D’après le rapport de la Ciivise, 160.000 enfants sont victimes d’agressions sexuelles chaque année. Par ailleurs, un enfant meurt tous les cinq jours dans son environnement familial sous l’effet de ces violences sexuelles.

La commission alerte également sur la grande vulnérabilité des jeunes en situation de handicap. Ces derniers ont un risque 2,9 fois plus élevé d’être agressé. Ceux qui souffrent d’une déficience intellectuelle y sont, quant à eux, 4,6 fois plus exposés.

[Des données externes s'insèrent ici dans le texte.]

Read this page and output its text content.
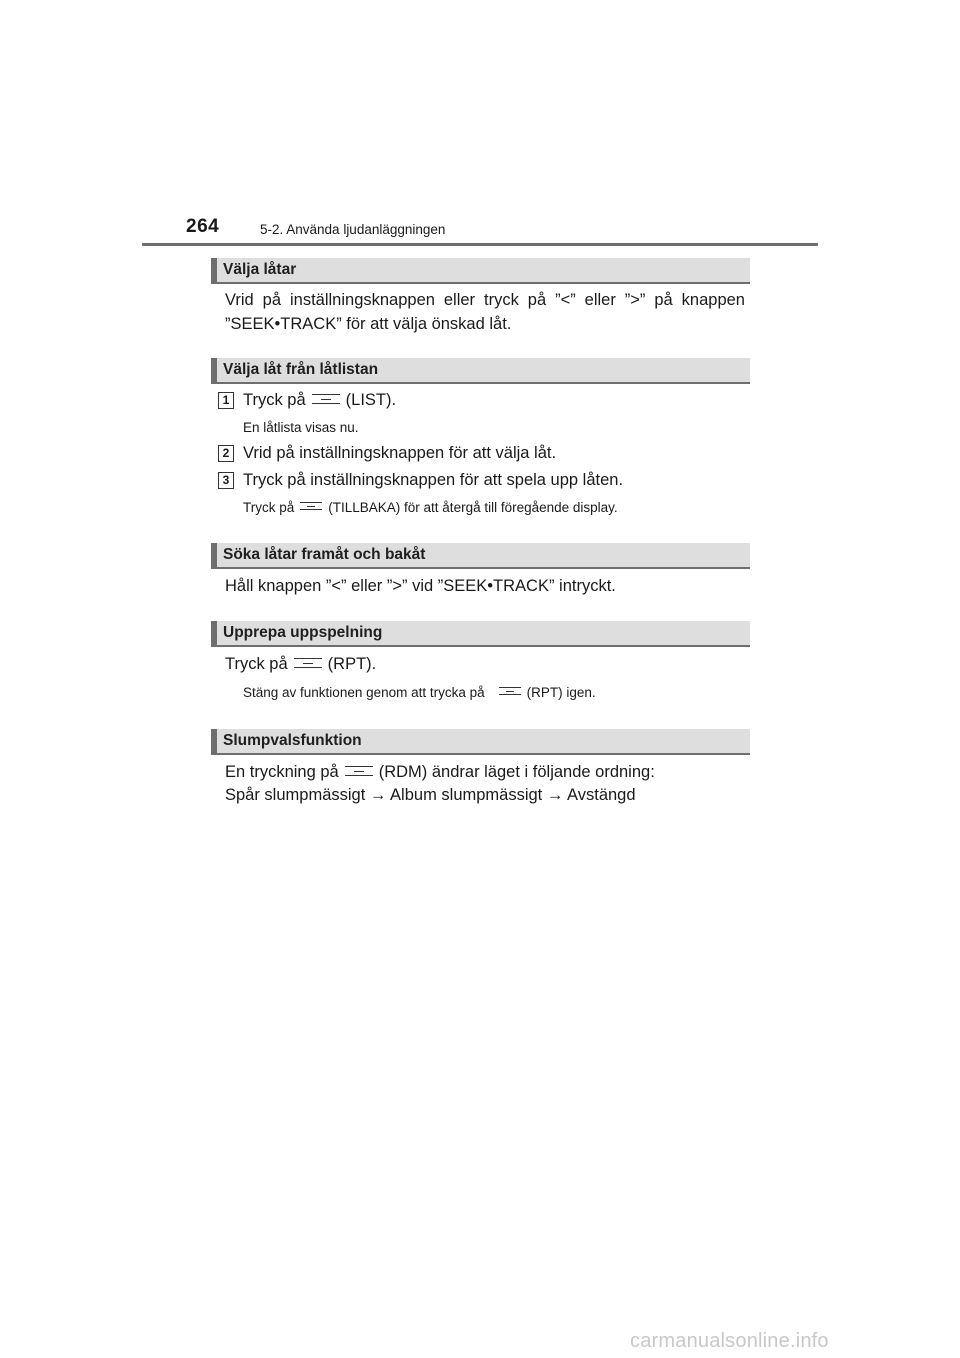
264	5-2. Använda ljudanläggningen
Välja låtar
Vrid på inställningsknappen eller tryck på ”<” eller ”>” på knappen ”SEEK•TRACK” för att välja önskad låt.
Välja låt från låtlistan
1 Tryck på (LIST).
En låtlista visas nu.
2 Vrid på inställningsknappen för att välja låt.
3 Tryck på inställningsknappen för att spela upp låten.
Tryck på	(TILLBAKA) för att återgå till föregående display.
Söka låtar framåt och bakåt
Håll knappen ”<” eller ”>” vid ”SEEK•TRACK” intryckt.
Upprepa uppspelning
Tryck på (RPT).
Stäng av funktionen genom att trycka på	(RPT) igen.
Slumpvalsfunktion
En tryckning på (RDM) ändrar läget i följande ordning:
Spår slumpmässigt → Album slumpmässigt → Avstängd
carmanualsonline.info
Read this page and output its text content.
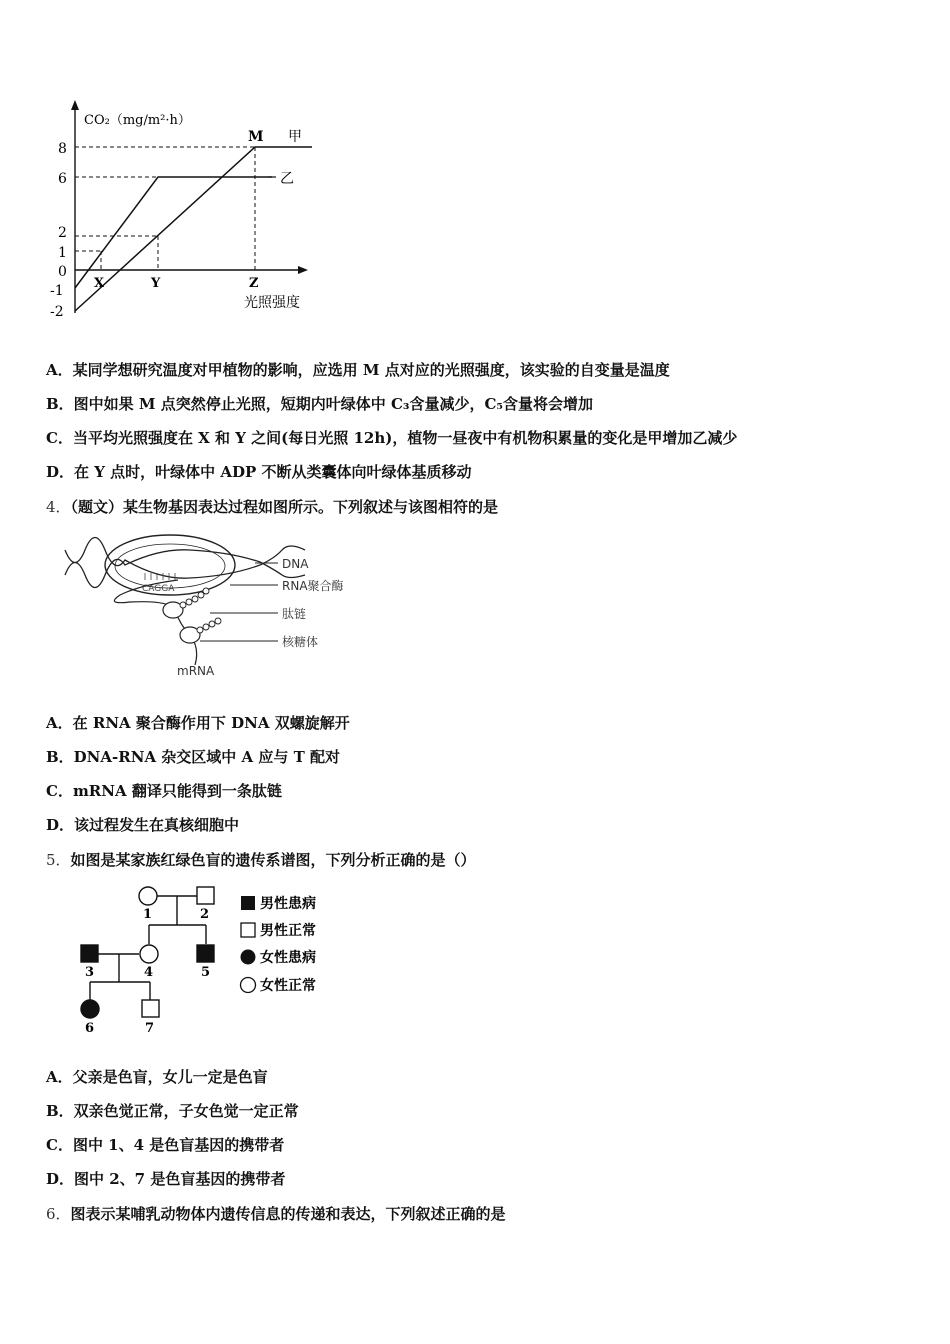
CO₂（mg/m²·h）
8
6
2
1
0
-1
-2
M 甲
乙
X	Y	Z
光照强度
A．某同学想研究温度对甲植物的影响，应选用 M 点对应的光照强度，该实验的自变量是温度
B．图中如果 M 点突然停止光照，短期内叶绿体中 C₃含量减少，C₅含量将会增加
C．当平均光照强度在 X 和 Y 之间(每日光照 12h)，植物一昼夜中有机物积累量的变化是甲增加乙减少
D．在 Y 点时，叶绿体中 ADP 不断从类囊体向叶绿体基质移动
4．（题文）某生物基因表达过程如图所示。下列叙述与该图相符的是
CAGGA
DNA
RNA聚合酶
肽链
核糖体
mRNA
A．在 RNA 聚合酶作用下 DNA 双螺旋解开
B．DNA-RNA 杂交区域中 A 应与 T 配对
C．mRNA 翻译只能得到一条肽链
D．该过程发生在真核细胞中
5．如图是某家族红绿色盲的遗传系谱图，下列分析正确的是（）
1	2
3	4	5
6	7
男性患病
男性正常
女性患病
女性正常
A．父亲是色盲，女儿一定是色盲
B．双亲色觉正常，子女色觉一定正常
C．图中 1、4 是色盲基因的携带者
D．图中 2、7 是色盲基因的携带者
6．图表示某哺乳动物体内遗传信息的传递和表达，下列叙述正确的是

70 % des plaintes classées sans suite

Selon Anne Clerc, Déléguée générale de l’association Face à l’inceste, « 70 % des plaintes déposées pour des violences sexuelles infligées aux enfants font l’objet d’un classement sans suite par le procureur de la République à l’issue de l’enquête ». Le plus souvent au motif que l’infraction est « insuffisamment caractérisée », ajoute-t-elle. Par ailleurs, la voix des victimes est très souvent inaudible par leur famille, alerte l’activiste : « Dans 9 cas sur 10, lorsqu’un enfant révèle l’inceste, la famille prend parti pour l’agresseur et rejette la victime au profit de la cohésion familiale. »

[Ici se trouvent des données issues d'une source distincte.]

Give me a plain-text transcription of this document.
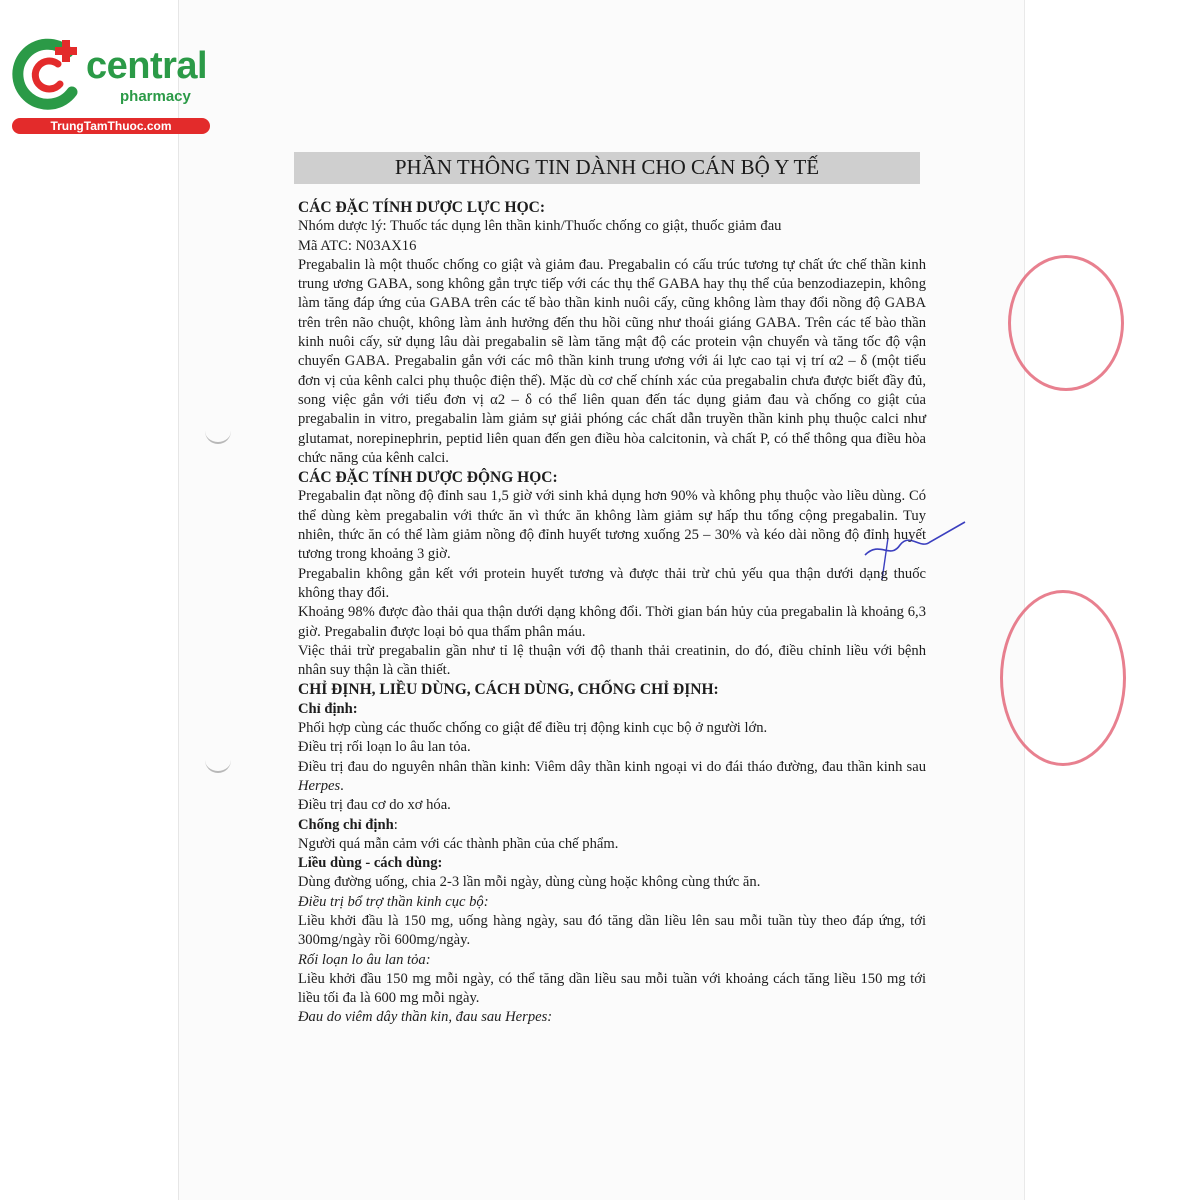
central
pharmacy
TrungTamThuoc.com
PHẦN THÔNG TIN DÀNH CHO CÁN BỘ Y TẾ

CÁC ĐẶC TÍNH DƯỢC LỰC HỌC:

Nhóm dược lý: Thuốc tác dụng lên thần kinh/Thuốc chống co giật, thuốc giảm đau

Mã ATC: N03AX16

Pregabalin là một thuốc chống co giật và giảm đau. Pregabalin có cấu trúc tương tự chất ức chế thần kinh trung ương GABA, song không gắn trực tiếp với các thụ thể GABA hay thụ thể của benzodiazepin, không làm tăng đáp ứng của GABA trên các tế bào thần kinh nuôi cấy, cũng không làm thay đổi nồng độ GABA trên trên não chuột, không làm ảnh hưởng đến thu hồi cũng như thoái giáng GABA. Trên các tế bào thần kinh nuôi cấy, sử dụng lâu dài pregabalin sẽ làm tăng mật độ các protein vận chuyển và tăng tốc độ vận chuyển GABA. Pregabalin gắn với các mô thần kinh trung ương với ái lực cao tại vị trí α2 – δ (một tiểu đơn vị của kênh calci phụ thuộc điện thế). Mặc dù cơ chế chính xác của pregabalin chưa được biết đầy đủ, song việc gắn với tiểu đơn vị α2 – δ có thể liên quan đến tác dụng giảm đau và chống co giật của pregabalin in vitro, pregabalin làm giảm sự giải phóng các chất dẫn truyền thần kinh phụ thuộc calci như glutamat, norepinephrin, peptid liên quan đến gen điều hòa calcitonin, và chất P, có thể thông qua điều hòa chức năng của kênh calci.

CÁC ĐẶC TÍNH DƯỢC ĐỘNG HỌC:

Pregabalin đạt nồng độ đỉnh sau 1,5 giờ với sinh khả dụng hơn 90% và không phụ thuộc vào liều dùng. Có thể dùng kèm pregabalin với thức ăn vì thức ăn không làm giảm sự hấp thu tổng cộng pregabalin. Tuy nhiên, thức ăn có thể làm giảm nồng độ đỉnh huyết tương xuống 25 – 30% và kéo dài nồng độ đỉnh huyết tương trong khoảng 3 giờ.

Pregabalin không gắn kết với protein huyết tương và được thải trừ chủ yếu qua thận dưới dạng thuốc không thay đổi.

Khoảng 98% được đào thải qua thận dưới dạng không đổi. Thời gian bán hủy của pregabalin là khoảng 6,3 giờ. Pregabalin được loại bỏ qua thẩm phân máu.

Việc thải trừ pregabalin gần như tỉ lệ thuận với độ thanh thải creatinin, do đó, điều chỉnh liều với bệnh nhân suy thận là cần thiết.

CHỈ ĐỊNH, LIỀU DÙNG, CÁCH DÙNG, CHỐNG CHỈ ĐỊNH:

Chỉ định:

Phối hợp cùng các thuốc chống co giật để điều trị động kinh cục bộ ở người lớn.

Điều trị rối loạn lo âu lan tỏa.

Điều trị đau do nguyên nhân thần kinh: Viêm dây thần kinh ngoại vi do đái tháo đường, đau thần kinh sau Herpes.

Điều trị đau cơ do xơ hóa.

Chống chỉ định:

Người quá mẫn cảm với các thành phần của chế phẩm.

Liều dùng - cách dùng:

Dùng đường uống, chia 2-3 lần mỗi ngày, dùng cùng hoặc không cùng thức ăn.

Điều trị bổ trợ thần kinh cục bộ:

Liều khởi đầu là 150 mg, uống hàng ngày, sau đó tăng dần liều lên sau mỗi tuần tùy theo đáp ứng, tới 300mg/ngày rồi 600mg/ngày.

Rối loạn lo âu lan tỏa:

Liều khởi đầu 150 mg mỗi ngày, có thể tăng dần liều sau mỗi tuần với khoảng cách tăng liều 150 mg tới liều tối đa là 600 mg mỗi ngày.

Đau do viêm dây thần kin, đau sau Herpes:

Pour améliorer le traitement judiciaire de ces affaires, la Ciivise appelle à ce que les auditions d’enfants soient menées dans la bienveillance, par un membre des forces de l’ordre « spécialement formé et habilité » avec un stage réalisé avant toute affectation sur un poste lié à ce type d’agression sexuelle.

Le #MeTooInceste a récolté 80.000 messages en deux jours

Lancé le samedi 16 janvier 2021 sur Twitter, le hashtag #MeTooInceste a récolté plus de 80.000 témoignages en moins de deux jours. Dans le sillage de l’affaire Olivier Duhamel, il a été initié par des membres du collectif féministe #NousToutes.

Des milliers d’internautes, en majorité des femmes, ont raconté leur agression sexuelle, parfois en nommant un oncle, un père, un cousin ou un beau-père. Les victimes relatent non seulement les faits, mais aussi l’injonction au silence et l’isolement subi au sein même de leur famille.

L’inceste coûte 10 milliards d’euros par an

Selon un avis de la Ciivise, publié le 12 juin dernier, le coût des violences sexuelles sur les mineurs est d’environ 10 milliards d’euros par an. Sur l’ensemble de ce montant, trois milliards sont des dépenses engagées en réponse immédiate et ponctuelle aux victimes : accompagnement, services de police, de gendarmerie et de justice, prise en charge médicale immédiate.

Mais le plus gros poste de dépense est lié aux conséquences à long terme sur la santé des victimes. La Commission estime à 6,7 milliards chaque année la somme des dépenses induites par le psychotraumatisme et les richesses non créées, dont notamment 2 milliards pour les troubles mentaux, 1 milliard pour les consultations médicales, 2,6 milliards d’euros de dommages liés à des conduites à risque.